Di Vincenzo Federica, Quintero Maria A, Serigado Joao M, Koru-Sengul Tulay, Killian Rose Marie, Poveda Julio, England Jonathan, Damas Oriana, Kerman David, Deshpande Amar, Abreu Maria T
Division of Gastroenterology, Department of Medicine, University of Miami - Leonard Miller School of Medicine, Miami, FL, USA.
Dipartimento di Medicina e Chirurgia Traslazionale, Università Cattolica del Sacro Cuore, Fondazione Policlinico Universitario "A. Gemelli", IRCCS, Rome, Italy.
J Crohns Colitis. 2025 Jun 4;19(6). doi: 10.1093/ecco-jcc/jjae141.
The advantages of endoscopic vs histologic assessments of inflammation in inflammatory bowel disease remain unclear. We compared endoscopic and histologic inflammation in a prospective cohort. Furthermore, in patients with discordant findings, we compared the ability of endoscopy vs histology to predict disease course.
Ulcerative colitis (UC) or Crohn's disease (CD) patients underwent routine colonoscopies with intestinal biopsies, which included ratings of inflammation severity.

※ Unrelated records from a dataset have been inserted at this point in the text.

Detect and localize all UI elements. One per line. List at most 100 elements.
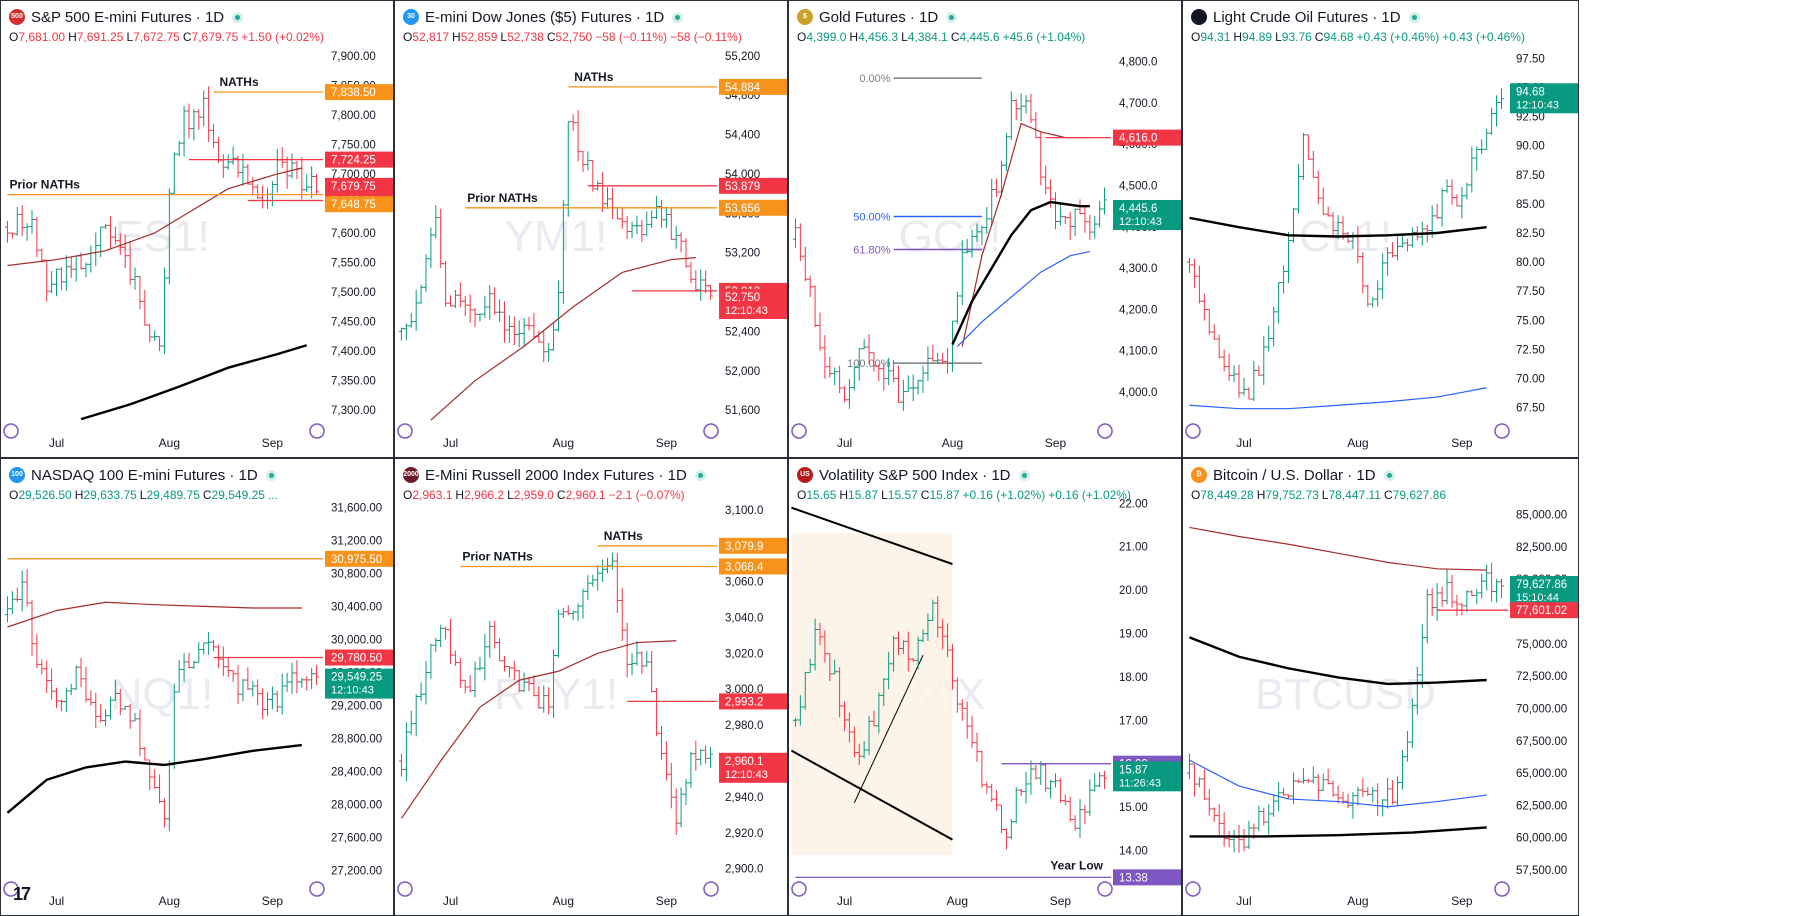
chart-panel-gc[interactable]: GC1! 0.00% 50.00% 61.80% 100.00% 4,800.0 4,700… <box>788 0 1182 458</box>
candle <box>1419 624 1425 688</box>
candle <box>1320 187 1326 216</box>
candle <box>269 686 275 710</box>
candle <box>1469 590 1475 596</box>
symbol-title[interactable]: E-Mini Russell 2000 Index Futures · 1D <box>425 466 687 484</box>
candle <box>294 660 300 694</box>
scroll-left-icon[interactable] <box>791 423 807 439</box>
candle <box>408 313 414 328</box>
candle <box>1295 779 1301 784</box>
candle <box>555 280 561 332</box>
candle <box>693 740 699 771</box>
panel-header[interactable]: US Volatility S&P 500 Index · 1D <box>797 465 1030 485</box>
candle <box>812 285 818 328</box>
panel-header[interactable]: $ Gold Futures · 1D <box>797 7 958 27</box>
candle <box>1424 588 1430 644</box>
scroll-left-icon[interactable] <box>1185 423 1201 439</box>
y-tick-label: 4,300.0 <box>1119 263 1157 275</box>
blue-ma-line <box>956 250 1090 347</box>
scroll-left-icon[interactable] <box>1185 881 1201 897</box>
candle <box>1286 231 1292 283</box>
y-tick-label: 82,500.00 <box>1516 542 1567 554</box>
scroll-right-icon[interactable] <box>1494 881 1510 897</box>
panel-header[interactable]: Light Crude Oil Futures · 1D <box>1191 7 1420 27</box>
candle <box>299 677 305 688</box>
symbol-title[interactable]: Volatility S&P 500 Index · 1D <box>819 466 1011 484</box>
symbol-logo-icon: US <box>797 467 813 483</box>
candle <box>1444 179 1450 193</box>
y-tick-label: 7,400.00 <box>331 346 376 358</box>
chart-panel-cl[interactable]: CL1!97.5095.0092.5090.0087.5085.0082.508… <box>1182 0 1579 458</box>
chart-panel-nq[interactable]: NQ1! 31,600.00 31,200.00 30,800.00 30,400.00… <box>0 458 394 916</box>
y-tick-label: 15.00 <box>1119 802 1148 814</box>
candle <box>1072 208 1078 236</box>
scroll-right-icon[interactable] <box>703 423 719 439</box>
candle <box>668 762 674 809</box>
scroll-right-icon[interactable] <box>703 881 719 897</box>
candle <box>240 154 246 186</box>
price-label-bg-4 <box>719 289 787 319</box>
scroll-right-icon[interactable] <box>1097 423 1113 439</box>
x-tick-label: Jul <box>49 894 64 908</box>
candle <box>1345 793 1351 808</box>
chart-panel-vix[interactable]: VIXYear Low22.0021.0020.0019.0018.0017.0… <box>788 458 1182 916</box>
candle <box>876 692 882 734</box>
candle <box>565 605 571 616</box>
symbol-title[interactable]: NASDAQ 100 E-mini Futures · 1D <box>31 466 258 484</box>
symbol-title[interactable]: Bitcoin / U.S. Dollar · 1D <box>1213 466 1376 484</box>
scroll-left-icon[interactable] <box>397 881 413 897</box>
y-tick-label: 67.50 <box>1516 403 1545 415</box>
tradingview-logo[interactable]: 17 <box>13 884 31 904</box>
watermark-nq: NQ1! <box>111 670 214 719</box>
candle <box>585 151 591 171</box>
candle <box>1395 776 1401 806</box>
candle <box>260 688 266 719</box>
candle <box>1023 772 1029 804</box>
y-tick-label: 22.00 <box>1119 498 1148 510</box>
chart-panel-btc[interactable]: BTCUSD85,000.0082,500.0080,000.0077,500.… <box>1182 458 1579 916</box>
panel-header[interactable]: 100 NASDAQ 100 E-mini Futures · 1D <box>9 465 277 485</box>
candle <box>487 620 493 658</box>
candle <box>807 275 813 298</box>
candle <box>225 154 231 171</box>
y-tick-label: 29,200.00 <box>331 700 382 712</box>
x-tick-label: Aug <box>553 894 574 908</box>
symbol-title[interactable]: Gold Futures · 1D <box>819 8 939 26</box>
candle <box>1226 353 1232 381</box>
symbol-title[interactable]: E-mini Dow Jones ($5) Futures · 1D <box>425 8 665 26</box>
candle <box>935 352 941 364</box>
scroll-left-icon[interactable] <box>3 881 19 897</box>
panel-header[interactable]: 30 E-mini Dow Jones ($5) Futures · 1D <box>403 7 684 27</box>
chart-panel-ym[interactable]: YM1! NATHs Prior NATHs 55,200 54,800 54,400 54… <box>394 0 788 458</box>
candle <box>1048 779 1054 799</box>
candle <box>215 644 221 669</box>
candle <box>457 282 463 308</box>
candle <box>289 662 295 694</box>
candle <box>609 552 615 570</box>
scroll-right-icon[interactable] <box>1494 423 1510 439</box>
scroll-right-icon[interactable] <box>309 423 325 439</box>
candle <box>1399 749 1405 790</box>
candle <box>1246 387 1252 400</box>
candle <box>196 109 202 130</box>
panel-header[interactable]: 2000 E-Mini Russell 2000 Index Futures · … <box>403 465 706 485</box>
price-label-0: 30,975.50 <box>331 554 382 566</box>
panel-header[interactable]: 500 S&P 500 E-mini Futures · 1D <box>9 7 244 27</box>
candle <box>44 259 50 302</box>
fib-label-0: 0.00% <box>859 73 890 85</box>
scroll-left-icon[interactable] <box>791 881 807 897</box>
market-status-icon <box>946 11 958 23</box>
scroll-left-icon[interactable] <box>397 423 413 439</box>
candle <box>910 374 916 402</box>
price-label-bg-0 <box>719 78 787 95</box>
scroll-right-icon[interactable] <box>309 881 325 897</box>
symbol-title[interactable]: S&P 500 E-mini Futures · 1D <box>31 8 225 26</box>
scroll-left-icon[interactable] <box>3 423 19 439</box>
panel-header[interactable]: ₿ Bitcoin / U.S. Dollar · 1D <box>1191 465 1395 485</box>
candle <box>521 672 527 693</box>
level-label-0: NATHs <box>220 75 259 89</box>
scroll-right-icon[interactable] <box>1097 881 1113 897</box>
symbol-title[interactable]: Light Crude Oil Futures · 1D <box>1213 8 1401 26</box>
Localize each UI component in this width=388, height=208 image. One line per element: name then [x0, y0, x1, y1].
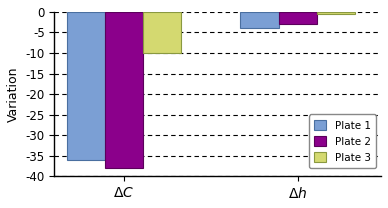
Bar: [317, 12, 355, 14]
Bar: [240, 12, 279, 28]
Y-axis label: Variation: Variation: [7, 66, 20, 122]
Bar: [105, 12, 143, 168]
Legend: Plate 1, Plate 2, Plate 3: Plate 1, Plate 2, Plate 3: [308, 114, 376, 168]
Bar: [279, 12, 317, 24]
Bar: [67, 12, 105, 160]
Bar: [143, 12, 181, 53]
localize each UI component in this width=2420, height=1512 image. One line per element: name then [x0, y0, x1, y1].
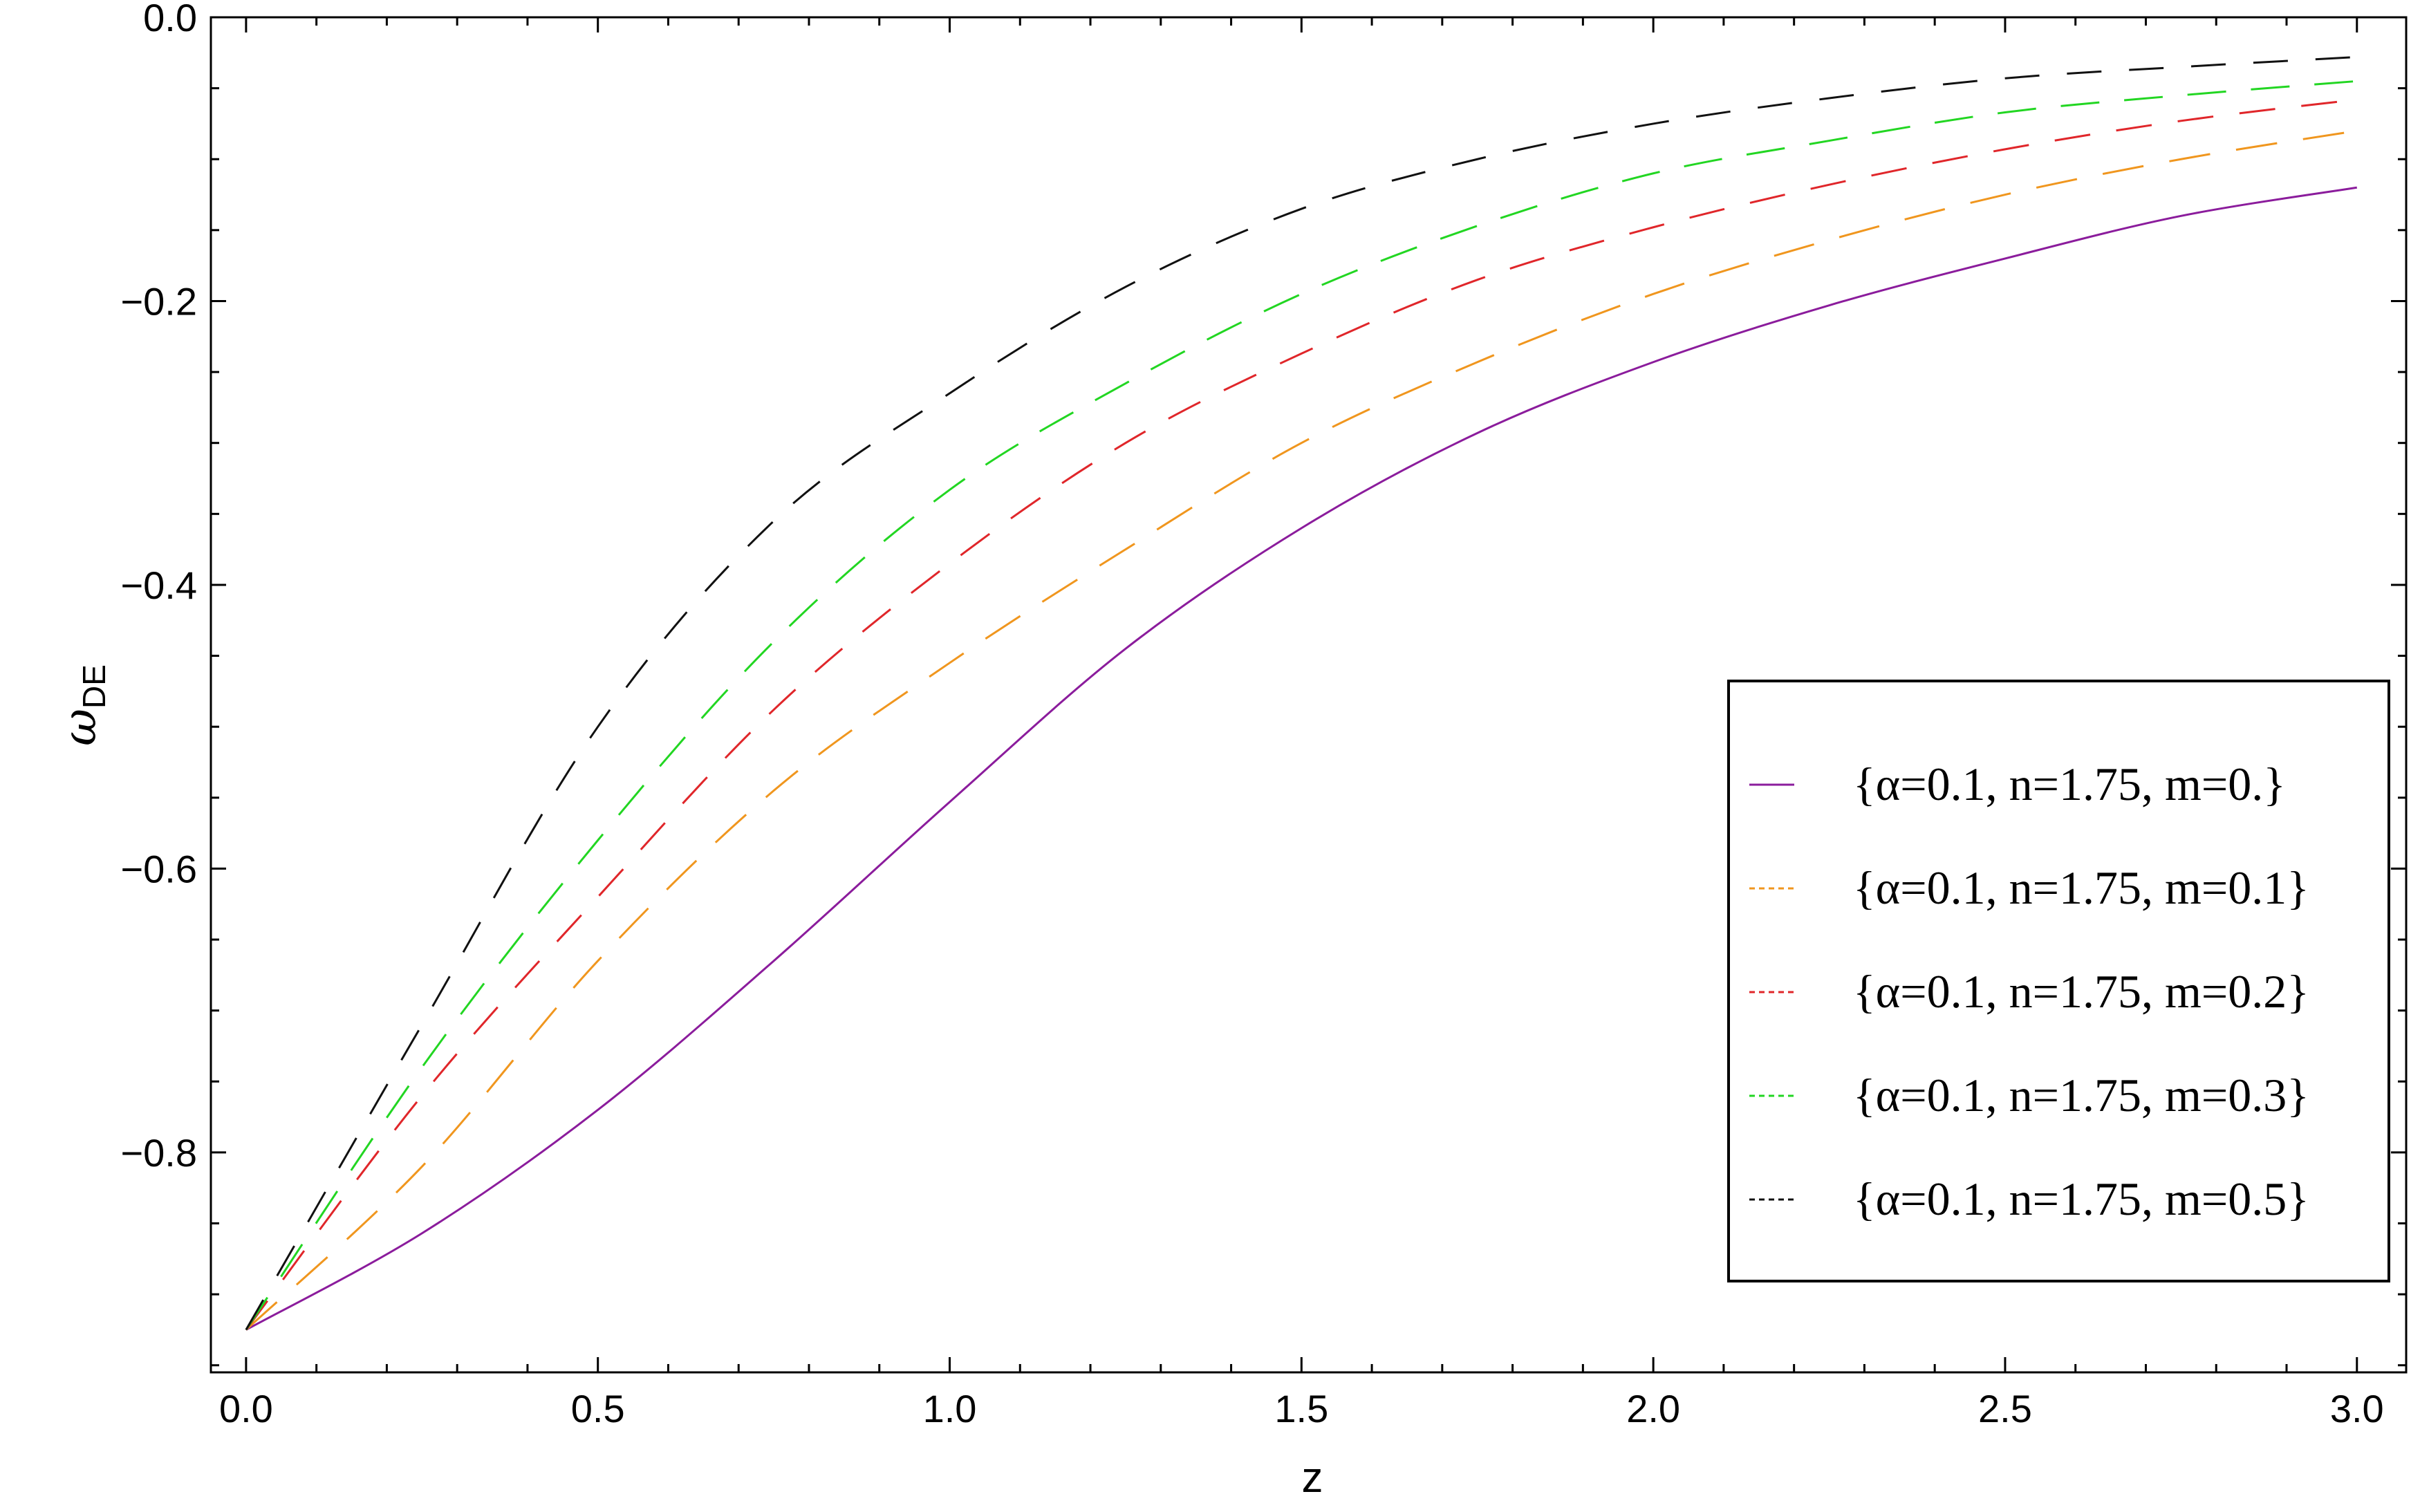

Tetrachoric correlation analysis between the endoscopic and histologic inflammation ratings was performed. In postsurgical CD patients, major adverse outcomes (MAOs) were recorded.
The analysis included 749 patients (60.2% CD patients), with 2807 biopsied segments. We found high concordance between endoscopist and pathologist inflammation ratings (0.84, 95% confidence interval, 0.81-0.87, p < 0.0001). Only 12.5% of biopsied segments exhibited microscopic inflammation without endoscopic inflammation. Neo-terminal ileum (neo-TI) biopsies exhibited the highest discordance; UC colonic biopsies had the highest concordance. Postsurgical CD patients who completed the 48-month follow-up (n = 138) were included in the survival analysis. The probability of MAO-free survival was significantly higher in patients with a Rutgeerts score of i0 at baseline than in those with higher scores. Microscopic inflammation in the neo-TI did not predict a higher risk of MAOs (p = 1.00).
In a real-world setting, endoscopic inflammation predicted histologic inflammation with high accuracy. In patients with a Rutgeerts score of i0, microscopic inflammation in neo-TI biopsies did not predict more aggressive disease behavior over the next 4 years. These results have implications for the design of clinical trials, suggesting the use of endoscopic healing as an endpoint.
在炎症性肠病中,内镜评估炎症与组织学评估炎症的优势尚不清楚。我们在一个前瞻性队列中比较了内镜下炎症与组织学炎症。此外,在检查结果不一致的患者中,我们比较了内镜检查与组织学检查预测疾病进程的能力。
溃疡性结肠炎(UC)或克罗恩病(CD)患者接受常规结肠镜检查及肠道活检,其中包括炎症严重程度评分。对内镜下炎症评分与组织学炎症评分进行四分相关分析。记录手术后CD患者的主要不良结局(MAO)。
分析纳入749例患者(60.2%为CD患者),共2807个活检部位。我们发现内镜医师与病理学家的炎症评分具有高度一致性(0.84,95%置信区间,0.81 - 0.87,p < 0.0001)。仅12.5%的活检部位显示微观炎症但无内镜下炎症。新末端回肠(neo-TI)活检的不一致性最高;UC结肠活检的一致性最高。完成48个月随访的手术后CD患者(n = 138)纳入生存分析。基线Rutgeerts评分为i0的患者无MAO生存的概率显著高于评分较高的患者。neo-TI中的微观炎症并未预测MAO的更高风险(p = 1.00)。
在实际临床环境中,内镜下炎症能高度准确地预测组织学炎症。对于Rutgeerts评分为i0的患者,neo-TI活检中的微观炎症在未来4年并未预测更具侵袭性的疾病行为。这些结果对临床试验设计具有启示意义,提示可将内镜下愈合作为终点。